Blue/green by swapping the Auto Scaling Group behind an Elastic Load Balancer
While there are many ways to implement, the goal is to automate the process and ultimately reduce errors and costs. Overall, you should choose the appropriate implementation based on your architecture, the nature of your application, and goals for your organisation.

A Real-World Experience

As a Solutions Architect, I advise CTOs, technical leaders and engineering teams on applying best-practices to get the most out of AWS. I worked with a scaling startup who dreaded their release process and was fearful of deployments. They experienced a number of incidents whereby intended production releases were not successful. The team was scarred by the painful experiences.
As a result, both the application developers and platform team tend to stay back outside of business hours in order to deploy. They also developed step-by-step playbooks for rollbacks and risk mitigation. They believed that the impact to users will be minimal as most will use the platform during business hours. However, over time, they realised that it’s not full-proof: there were a number of customers that had a critical use the platform outside business hours.
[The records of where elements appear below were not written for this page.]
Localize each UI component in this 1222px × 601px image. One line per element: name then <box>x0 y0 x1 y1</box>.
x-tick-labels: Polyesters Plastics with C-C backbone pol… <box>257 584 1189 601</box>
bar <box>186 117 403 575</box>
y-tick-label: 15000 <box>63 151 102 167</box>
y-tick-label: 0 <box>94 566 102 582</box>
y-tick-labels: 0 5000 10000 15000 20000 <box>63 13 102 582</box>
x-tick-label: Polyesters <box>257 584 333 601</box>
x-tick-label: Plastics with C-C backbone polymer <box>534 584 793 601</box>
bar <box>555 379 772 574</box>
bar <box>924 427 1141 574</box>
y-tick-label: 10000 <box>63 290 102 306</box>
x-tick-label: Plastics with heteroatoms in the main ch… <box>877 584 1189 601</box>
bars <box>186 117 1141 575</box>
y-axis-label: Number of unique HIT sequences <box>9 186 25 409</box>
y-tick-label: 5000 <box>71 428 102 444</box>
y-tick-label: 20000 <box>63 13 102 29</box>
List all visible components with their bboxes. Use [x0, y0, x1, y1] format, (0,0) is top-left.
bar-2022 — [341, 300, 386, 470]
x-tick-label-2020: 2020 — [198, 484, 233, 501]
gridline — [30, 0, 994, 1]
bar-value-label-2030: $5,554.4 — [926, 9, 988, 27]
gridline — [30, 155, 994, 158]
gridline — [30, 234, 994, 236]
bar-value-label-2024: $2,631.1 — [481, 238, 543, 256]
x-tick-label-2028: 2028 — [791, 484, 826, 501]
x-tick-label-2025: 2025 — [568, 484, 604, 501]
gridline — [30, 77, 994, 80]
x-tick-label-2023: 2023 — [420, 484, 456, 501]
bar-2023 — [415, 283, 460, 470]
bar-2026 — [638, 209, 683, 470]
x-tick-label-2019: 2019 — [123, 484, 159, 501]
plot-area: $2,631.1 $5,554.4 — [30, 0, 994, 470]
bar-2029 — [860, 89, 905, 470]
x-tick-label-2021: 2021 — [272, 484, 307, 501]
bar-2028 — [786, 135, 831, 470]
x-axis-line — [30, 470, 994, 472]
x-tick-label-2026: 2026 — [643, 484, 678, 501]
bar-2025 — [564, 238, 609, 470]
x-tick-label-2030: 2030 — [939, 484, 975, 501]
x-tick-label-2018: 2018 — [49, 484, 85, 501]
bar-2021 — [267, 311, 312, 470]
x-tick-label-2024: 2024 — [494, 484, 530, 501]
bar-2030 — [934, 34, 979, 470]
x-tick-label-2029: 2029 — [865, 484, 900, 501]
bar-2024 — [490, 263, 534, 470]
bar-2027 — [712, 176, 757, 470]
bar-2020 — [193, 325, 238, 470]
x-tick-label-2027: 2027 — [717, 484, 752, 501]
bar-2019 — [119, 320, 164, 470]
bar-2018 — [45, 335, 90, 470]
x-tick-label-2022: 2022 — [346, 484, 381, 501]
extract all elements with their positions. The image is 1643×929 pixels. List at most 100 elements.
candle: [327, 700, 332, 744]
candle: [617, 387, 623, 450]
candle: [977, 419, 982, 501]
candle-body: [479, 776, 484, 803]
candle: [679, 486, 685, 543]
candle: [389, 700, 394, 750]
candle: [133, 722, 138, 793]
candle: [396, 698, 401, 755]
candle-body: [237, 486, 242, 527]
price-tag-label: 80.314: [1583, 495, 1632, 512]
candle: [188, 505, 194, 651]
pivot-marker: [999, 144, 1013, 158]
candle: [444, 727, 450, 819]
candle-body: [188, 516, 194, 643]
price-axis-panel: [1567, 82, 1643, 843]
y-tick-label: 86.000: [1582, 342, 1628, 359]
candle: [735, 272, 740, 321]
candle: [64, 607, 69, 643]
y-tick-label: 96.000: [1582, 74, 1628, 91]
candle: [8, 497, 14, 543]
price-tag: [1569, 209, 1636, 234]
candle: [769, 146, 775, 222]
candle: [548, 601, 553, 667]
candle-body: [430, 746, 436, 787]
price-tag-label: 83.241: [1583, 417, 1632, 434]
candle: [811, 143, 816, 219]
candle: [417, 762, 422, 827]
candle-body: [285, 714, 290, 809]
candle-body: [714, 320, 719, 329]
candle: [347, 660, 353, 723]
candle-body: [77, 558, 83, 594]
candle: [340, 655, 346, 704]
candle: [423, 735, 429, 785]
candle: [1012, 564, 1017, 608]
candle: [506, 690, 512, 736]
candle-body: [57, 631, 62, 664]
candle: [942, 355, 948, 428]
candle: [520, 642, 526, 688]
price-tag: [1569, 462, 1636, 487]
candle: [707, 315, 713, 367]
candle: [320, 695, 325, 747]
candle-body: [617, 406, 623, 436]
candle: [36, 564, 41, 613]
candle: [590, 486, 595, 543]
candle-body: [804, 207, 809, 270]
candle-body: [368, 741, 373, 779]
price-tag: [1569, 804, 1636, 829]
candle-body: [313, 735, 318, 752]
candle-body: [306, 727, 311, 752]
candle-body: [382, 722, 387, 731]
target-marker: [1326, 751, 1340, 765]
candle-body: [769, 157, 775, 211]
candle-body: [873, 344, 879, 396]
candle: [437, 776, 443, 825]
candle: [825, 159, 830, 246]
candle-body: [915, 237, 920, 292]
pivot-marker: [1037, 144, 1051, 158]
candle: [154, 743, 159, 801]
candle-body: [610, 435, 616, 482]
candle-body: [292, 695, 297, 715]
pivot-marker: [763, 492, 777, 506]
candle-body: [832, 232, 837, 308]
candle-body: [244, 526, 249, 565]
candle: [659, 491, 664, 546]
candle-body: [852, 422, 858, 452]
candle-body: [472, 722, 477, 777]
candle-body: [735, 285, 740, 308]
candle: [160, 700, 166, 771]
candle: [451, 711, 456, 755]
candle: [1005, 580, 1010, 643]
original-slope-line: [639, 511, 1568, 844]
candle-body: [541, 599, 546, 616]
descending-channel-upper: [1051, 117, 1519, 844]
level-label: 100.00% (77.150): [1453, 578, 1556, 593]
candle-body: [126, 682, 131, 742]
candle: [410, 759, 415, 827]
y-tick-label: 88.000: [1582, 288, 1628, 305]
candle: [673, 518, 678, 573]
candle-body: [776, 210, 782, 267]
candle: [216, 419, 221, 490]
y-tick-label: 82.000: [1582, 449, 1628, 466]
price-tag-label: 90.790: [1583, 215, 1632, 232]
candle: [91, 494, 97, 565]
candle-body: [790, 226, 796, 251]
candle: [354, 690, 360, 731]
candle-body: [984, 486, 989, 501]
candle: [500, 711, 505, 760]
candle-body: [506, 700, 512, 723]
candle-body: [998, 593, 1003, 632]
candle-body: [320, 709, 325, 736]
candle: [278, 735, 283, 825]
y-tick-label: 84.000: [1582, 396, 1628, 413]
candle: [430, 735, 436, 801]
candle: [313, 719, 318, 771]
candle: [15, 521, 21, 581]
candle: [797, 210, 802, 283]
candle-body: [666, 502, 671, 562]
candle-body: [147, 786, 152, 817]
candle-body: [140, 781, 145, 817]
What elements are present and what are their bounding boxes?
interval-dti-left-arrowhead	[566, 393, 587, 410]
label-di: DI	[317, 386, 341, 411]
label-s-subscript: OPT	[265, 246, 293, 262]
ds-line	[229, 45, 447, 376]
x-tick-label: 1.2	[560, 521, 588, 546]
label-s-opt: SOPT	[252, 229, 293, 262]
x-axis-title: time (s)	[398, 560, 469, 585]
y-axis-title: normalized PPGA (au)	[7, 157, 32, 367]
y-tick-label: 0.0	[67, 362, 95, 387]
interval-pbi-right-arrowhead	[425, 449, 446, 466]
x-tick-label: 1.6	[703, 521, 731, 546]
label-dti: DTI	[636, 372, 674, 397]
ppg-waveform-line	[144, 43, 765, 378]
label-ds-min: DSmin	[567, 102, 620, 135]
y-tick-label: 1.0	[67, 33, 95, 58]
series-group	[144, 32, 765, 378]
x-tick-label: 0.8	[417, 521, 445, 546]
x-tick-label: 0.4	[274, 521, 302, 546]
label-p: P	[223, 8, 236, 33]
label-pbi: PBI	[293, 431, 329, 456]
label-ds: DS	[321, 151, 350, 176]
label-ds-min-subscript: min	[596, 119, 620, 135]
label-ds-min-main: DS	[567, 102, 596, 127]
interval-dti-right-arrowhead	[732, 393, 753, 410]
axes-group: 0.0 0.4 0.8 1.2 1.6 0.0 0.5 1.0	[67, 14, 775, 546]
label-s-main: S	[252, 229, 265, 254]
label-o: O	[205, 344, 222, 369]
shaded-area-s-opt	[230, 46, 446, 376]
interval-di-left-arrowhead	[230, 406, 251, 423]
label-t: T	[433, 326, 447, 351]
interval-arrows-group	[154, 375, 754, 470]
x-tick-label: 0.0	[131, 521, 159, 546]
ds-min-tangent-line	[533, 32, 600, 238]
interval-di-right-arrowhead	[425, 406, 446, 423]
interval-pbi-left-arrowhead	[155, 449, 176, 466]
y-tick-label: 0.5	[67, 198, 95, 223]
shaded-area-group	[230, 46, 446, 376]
After switching their release windows to accommodate and going through the cumbersome release process numerous times, they decided to explore a better way.
With curiosity to learn from Amazon’s engineering practices, I directed them to Amazon Builders Library, a collection of resources based on Amazon’s own experience building software. They studied the post on continuous delivery and educated themselves on deployment approaches. They then championed the approach across the organisation and figured out a way to safely test a component of their application to minimise blast radius. They tested their rollback processes and adjusted their process for database schema changes to be suitable with the new process. With increased conviction, they rolled out the process across their entire application over time.
Since implementing the approach, they noticed that they were able to release with confidence. Moreover, they iterated on their automated deployment process transitioning from initial manual tests to automated tests. They incorporated other best-practices such as using feature flags. They now release multiple times a day during business hours which allowed them to better coordinate with their product, sales and risk teams. Ultimately, the process helped drove greater innovation on behalf of their customers.

Conclusion

Blue/green deployments offer much more than reducing risks and increasing confidence. The approach has been a game-changer for many AWS customers: from improving developer experience, culture and satisfaction, to greater agility and speed to release features and updates with confidence. If you haven’t tried blue/green deployments yet, give it a go and tell us what you think. Key resources and relevant documentation for the different approaches are linked throughout the post.

Any opinions in this post are those of the individual author and may not reflect the opinions of AWS.